Сейчас, обрисовав сущность этой традиции, мы можем задаться вопросом: как малая война, то есть материальное вооружённое противостояние, может одновременно быть путём к «великому джихаду», внутренней войне. В исламе выражения «джихад» и «Путь Бога» часто используются как синонимы. В Коране мы можем прочитать: «Пусть сражаются во имя Аллаха те, которые покупают будущую жизнь [ценой] жизни в этом мире. Тому, кто будет сражаться во имя Аллаха и будет убит или победит, Мы даруем великое вознаграждение» (IV, 74). И далее: «[Аллах] никогда не даст сгинуть понапрасну деяниям тех, кто был убит [в сражении] во имя Его. Он поведет их прямым путем, улучшит их положение и введет их в рай, о котором Он им поведал [в Коране]» (XLVII, 4–6). Эти последние слова отсылают нас к настоящей смерти на поле битвы, которая имеет то же значение, что и выражение „mors triumphalis ”, триумфальная смерть, в классической античности. Такая концепция может быть также истолкована в символическом смысле: тот, кто, ведя «малую войну», обрёл триумф в «великой» (не позволяя одолеть себя низшим силам, пробуждённым тяготами войны, как происходит в духе героизма а-ля Ремарк или а-ля Кентон, который мы обсудили в более ранней статье), пробуждает тем самым силу, способную, в принципе, преодолеть кризис смерти. Другими словами, даже не будучи убитым, можно пережить смерть, достигнуть кульминации, свойственной «сверх–жизни». С более высокой точки зрения, «рай», «небесное царство», как и Валхалла, как греческий «остров героев» и т. п., являются только символическими образами, сочинёнными для масс, образами, которые на самом деле описывают трансцендентные состояния сознания, за пределами жизни и смерти. В древней арийской традиции есть слово jivanmukti , описывающее осуществление такого состояния, достигнутое уже в смертном теле.

Рассмотрим теперь чисто метафизическое истолкование такой доктрины. В тексте, принадлежащем культуре древней индоарийской расы, мы находим чувство героическо–духовной реальности, ни с чем не сравнимое по силе. Речь идёт о «Бхагавад–Гите» — части эпической поэмы «Махабхарата», в которой наметанный глаз обнаружит ценный материал, относящийся не только к духовности мигрировавших в Азию арийских народов, но и к тому их «гиперборейскому» ядру, которое, согласно традиционным взглядам, на которые ссылается наша концепция рас, должно считаться началом всех арийцев.

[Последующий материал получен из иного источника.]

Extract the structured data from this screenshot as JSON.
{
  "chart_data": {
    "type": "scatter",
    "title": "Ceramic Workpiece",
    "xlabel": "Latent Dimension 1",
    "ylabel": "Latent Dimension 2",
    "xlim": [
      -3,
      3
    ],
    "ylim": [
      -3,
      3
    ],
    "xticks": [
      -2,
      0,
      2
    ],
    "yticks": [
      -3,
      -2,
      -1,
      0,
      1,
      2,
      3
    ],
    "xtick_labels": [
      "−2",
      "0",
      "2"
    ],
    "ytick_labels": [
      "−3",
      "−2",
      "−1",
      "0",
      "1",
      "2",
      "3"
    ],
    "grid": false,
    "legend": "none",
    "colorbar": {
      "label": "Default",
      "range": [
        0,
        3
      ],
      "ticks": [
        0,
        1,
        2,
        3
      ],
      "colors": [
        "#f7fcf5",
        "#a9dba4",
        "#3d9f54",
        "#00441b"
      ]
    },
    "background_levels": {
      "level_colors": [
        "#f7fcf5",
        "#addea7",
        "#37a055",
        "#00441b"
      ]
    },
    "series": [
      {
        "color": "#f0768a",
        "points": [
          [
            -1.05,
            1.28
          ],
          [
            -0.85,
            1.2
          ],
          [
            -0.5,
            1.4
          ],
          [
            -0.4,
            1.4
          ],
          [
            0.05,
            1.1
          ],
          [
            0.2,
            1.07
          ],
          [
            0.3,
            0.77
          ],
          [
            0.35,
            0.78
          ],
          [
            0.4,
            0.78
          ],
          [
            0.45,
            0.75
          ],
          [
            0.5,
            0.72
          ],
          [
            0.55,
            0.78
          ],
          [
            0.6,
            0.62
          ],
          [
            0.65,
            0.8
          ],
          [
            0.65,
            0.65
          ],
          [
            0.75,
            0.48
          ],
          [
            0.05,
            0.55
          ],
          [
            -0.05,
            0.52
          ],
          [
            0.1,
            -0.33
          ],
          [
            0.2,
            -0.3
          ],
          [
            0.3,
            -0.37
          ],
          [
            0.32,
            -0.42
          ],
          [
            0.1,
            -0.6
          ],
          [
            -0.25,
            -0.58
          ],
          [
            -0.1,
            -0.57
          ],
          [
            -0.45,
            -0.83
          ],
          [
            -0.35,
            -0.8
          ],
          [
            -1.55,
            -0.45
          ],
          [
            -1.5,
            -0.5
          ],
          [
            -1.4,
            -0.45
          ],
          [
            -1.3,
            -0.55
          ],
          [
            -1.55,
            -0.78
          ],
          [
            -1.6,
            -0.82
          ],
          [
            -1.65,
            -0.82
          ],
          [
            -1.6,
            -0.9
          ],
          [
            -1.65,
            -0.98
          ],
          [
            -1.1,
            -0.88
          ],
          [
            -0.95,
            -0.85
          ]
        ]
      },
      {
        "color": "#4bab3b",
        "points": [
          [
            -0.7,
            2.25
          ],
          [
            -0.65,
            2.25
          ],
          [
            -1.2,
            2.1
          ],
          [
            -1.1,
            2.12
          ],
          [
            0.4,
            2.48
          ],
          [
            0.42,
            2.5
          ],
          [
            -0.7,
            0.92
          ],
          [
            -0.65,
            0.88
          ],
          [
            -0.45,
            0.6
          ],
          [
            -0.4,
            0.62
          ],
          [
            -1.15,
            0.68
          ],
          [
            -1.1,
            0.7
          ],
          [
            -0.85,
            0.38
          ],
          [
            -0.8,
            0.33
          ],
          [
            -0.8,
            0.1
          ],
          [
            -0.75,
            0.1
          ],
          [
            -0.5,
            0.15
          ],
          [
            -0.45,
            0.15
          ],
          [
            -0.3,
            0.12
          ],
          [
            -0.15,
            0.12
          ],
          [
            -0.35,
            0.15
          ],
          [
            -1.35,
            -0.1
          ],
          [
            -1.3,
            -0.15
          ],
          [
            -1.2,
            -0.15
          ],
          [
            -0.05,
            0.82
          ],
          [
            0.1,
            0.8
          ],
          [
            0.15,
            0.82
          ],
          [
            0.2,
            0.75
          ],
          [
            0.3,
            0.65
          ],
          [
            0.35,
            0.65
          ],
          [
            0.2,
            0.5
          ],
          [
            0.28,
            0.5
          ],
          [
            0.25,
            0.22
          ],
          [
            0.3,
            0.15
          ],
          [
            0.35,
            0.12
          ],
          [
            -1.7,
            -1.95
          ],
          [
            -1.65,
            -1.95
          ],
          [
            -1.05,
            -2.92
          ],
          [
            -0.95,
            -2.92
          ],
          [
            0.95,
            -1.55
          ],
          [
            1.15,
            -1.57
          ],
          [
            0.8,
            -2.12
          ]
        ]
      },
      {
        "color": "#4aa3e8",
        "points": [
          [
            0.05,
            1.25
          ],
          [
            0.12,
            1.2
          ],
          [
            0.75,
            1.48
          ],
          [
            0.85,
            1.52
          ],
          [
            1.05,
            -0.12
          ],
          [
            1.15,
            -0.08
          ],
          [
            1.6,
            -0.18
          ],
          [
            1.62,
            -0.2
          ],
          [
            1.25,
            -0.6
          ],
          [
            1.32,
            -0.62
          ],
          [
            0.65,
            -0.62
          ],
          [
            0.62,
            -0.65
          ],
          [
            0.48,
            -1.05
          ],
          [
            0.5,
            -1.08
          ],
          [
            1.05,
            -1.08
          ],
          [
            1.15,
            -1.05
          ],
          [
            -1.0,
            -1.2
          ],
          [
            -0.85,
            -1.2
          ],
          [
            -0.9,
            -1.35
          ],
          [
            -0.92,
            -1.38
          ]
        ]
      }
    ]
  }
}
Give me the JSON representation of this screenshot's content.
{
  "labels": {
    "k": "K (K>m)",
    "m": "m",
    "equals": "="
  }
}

«Бхагавад–Гита» содержит целую доктрину в форме диалога между Кришной, воплощённым божеством, и принцем–воином Арджуной, который призвал его, когда, запутавшись в гуманистических и сентиментальных сомнениях, почувствовал, что не может найти в себе силы противостоять врагу. Суждение бога категорично: он определяет милосердие, удерживающее Арджуну от сражения, как «слабость, свойственную недостойным, ведущую не к небесам, а к бесчестию» (II, 2). Таким образом, долг сражаться подкрепляется здесь не земной и случайной необходимостью, а божественным суждением. Бог обещает следующее: «Или тебя убьют, и ты попадешь на небеса, или, победив, ты насладишься земным царством. Поэтому встань […] и решайся на битву» (II, 37). Внутреннее направление, необходимое для преобразования «малой войны» в «великую, священную войну» через смерть и триумфальное перерождение, и установления контакта с трансцендентной основой собственной сущности посредством героического опыта ясно обозначено Кришной: «Посвящая все свои действия Мне, сосредоточив сознание на истинном я, освободившись от желаний, эгоизма и беспокойств, сражайся» (III, 30). Требование «чистоты» героического действия является предельно ясным: героический опыт должен восприниматься как ценный сам по себе, по ту сторону всех случайных мотивов, страстей и практической пользы. В тексте сказано: «Сражайся, относясь одинаково к счастью и горю, к потере и приобретению, к победе и поражению. Так ты избегнешь греха» (II, 38).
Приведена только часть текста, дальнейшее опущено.